And here Cortés’ connection with discoveries on the Pacific ends; for Mendoza, who had visions of his own, thwarted him in all subsequent attempts, till finally Cortés himself went to Spain. The name which his captains gave to the gulf, the Sea of Cortés, failed to abide. It grew to be generally called the Red Sea, out of some fancied resemblance, as Wytfliet says, to the Red Sea of the Old World. This appellation was supplanted in turn by the name of California, which, it is contended, was given to the peninsula by Cortés himself.[1293]
The oldest map which we were supposed to possess of these explorations about the gulf,[1294] before Dr. Hale brought the one, already mentioned, from Spain, was that of Castillo, of which a fac-simile is herewith given as published by Lorenzana in 1770, at Mexico, in his Historia de Nueva España. Castillo was the pilot of the expedition, sent by Mendoza to co-operate by sea with the famous expedition of Coronado,[1295] and which the viceroy put under the command of Hernando d’Alarcon. The fleet, sailing in May, 1540, reached the head of the gulf, and Alarcon ascended the Colorado in boats; but Marcou[1296] thinks he could not have gone up to the great cañon, which however he must have reached if his supposed latitude of 36° is correct. He failed to open communication with Coronado, but buried some letters under a cross, which one of that leader’s lieutenants subsequently found.[1297]
CASTILLO’S MAP, 1541.
This map is marked “Domingo del Castillo, piloto me fecit en Mexico, año del nacimiento de N. S. Jesu Christo de M. D. XLI.” Bancroft, Central America, vol. i. p. 153, gives a sketch of this map, and again in North Mexican States, i. 81; but he carries the outer coast of the peninsula too far to the west.

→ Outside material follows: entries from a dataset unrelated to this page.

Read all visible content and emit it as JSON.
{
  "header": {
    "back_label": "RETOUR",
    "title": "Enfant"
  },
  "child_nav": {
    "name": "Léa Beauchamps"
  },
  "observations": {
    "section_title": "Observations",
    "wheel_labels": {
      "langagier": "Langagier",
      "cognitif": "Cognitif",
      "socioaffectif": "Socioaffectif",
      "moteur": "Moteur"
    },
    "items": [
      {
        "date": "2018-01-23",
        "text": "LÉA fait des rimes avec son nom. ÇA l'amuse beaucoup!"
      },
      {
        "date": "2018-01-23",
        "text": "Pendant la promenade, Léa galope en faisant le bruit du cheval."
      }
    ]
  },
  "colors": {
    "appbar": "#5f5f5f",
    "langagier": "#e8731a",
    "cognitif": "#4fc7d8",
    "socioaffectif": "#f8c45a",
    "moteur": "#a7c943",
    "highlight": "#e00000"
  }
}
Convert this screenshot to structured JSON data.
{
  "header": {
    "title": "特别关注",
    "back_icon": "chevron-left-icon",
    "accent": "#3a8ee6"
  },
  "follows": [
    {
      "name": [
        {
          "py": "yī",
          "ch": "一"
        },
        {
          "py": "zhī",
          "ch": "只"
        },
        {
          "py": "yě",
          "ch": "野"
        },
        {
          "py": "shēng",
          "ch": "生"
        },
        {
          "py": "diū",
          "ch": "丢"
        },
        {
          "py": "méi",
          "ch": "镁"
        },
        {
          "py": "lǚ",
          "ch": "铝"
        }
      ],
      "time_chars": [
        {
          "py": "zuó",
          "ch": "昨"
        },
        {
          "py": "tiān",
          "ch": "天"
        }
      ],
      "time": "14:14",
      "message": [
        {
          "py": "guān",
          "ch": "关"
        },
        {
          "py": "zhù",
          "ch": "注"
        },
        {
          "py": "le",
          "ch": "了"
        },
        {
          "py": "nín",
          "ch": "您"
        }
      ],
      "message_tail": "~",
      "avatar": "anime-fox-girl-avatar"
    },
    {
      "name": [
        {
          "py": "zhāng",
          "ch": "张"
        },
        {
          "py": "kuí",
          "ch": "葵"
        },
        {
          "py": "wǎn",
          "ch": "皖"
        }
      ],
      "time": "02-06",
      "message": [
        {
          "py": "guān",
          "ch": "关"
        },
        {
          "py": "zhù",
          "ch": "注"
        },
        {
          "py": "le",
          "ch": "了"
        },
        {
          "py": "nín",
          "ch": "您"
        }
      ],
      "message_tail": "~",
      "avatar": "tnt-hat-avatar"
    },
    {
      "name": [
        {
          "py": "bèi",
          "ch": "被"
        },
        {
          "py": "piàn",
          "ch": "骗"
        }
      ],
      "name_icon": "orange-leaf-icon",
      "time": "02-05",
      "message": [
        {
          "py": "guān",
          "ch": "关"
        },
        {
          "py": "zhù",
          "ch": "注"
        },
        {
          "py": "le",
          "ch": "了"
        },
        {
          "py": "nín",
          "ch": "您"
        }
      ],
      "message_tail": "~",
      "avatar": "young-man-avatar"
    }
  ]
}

In 1542 and 1543 an expedition which started under Juan Rodriguez Cabrillo, a Portuguese in the Spanish service, explored the coast as far as 44° north,[1298] reaching that point by coasting from 33°, where he struck the land. He made a port which he calls San Miguel, which Bancroft is inclined to believe is San Diego; but the accounts are too confused to track him confidently,[1299] and it is probable that Cabrillo’s own vessel did not get above 38°, for Cabrillo himself died Jan. 3, 1543, his chief pilot, Ferrelo (or Ferrer), continuing the explorations.[1300] Bancroft does not think that the pilot passed north of Cape Mendocino in 40° 26´.
Thus from the time when Balboa discovered the South Sea, the Spanish had taken thirty years to develop the coast northerly, to the latitude of Oregon. In this distance they had found nothing of the Straits of Anian, which, if Humboldt[1301] is correct, had begun to take form in people’s minds ever since Cortereal, in 1500, had supposed Hudson’s Straits to be the easterly entrance of a westerly passage.[1302]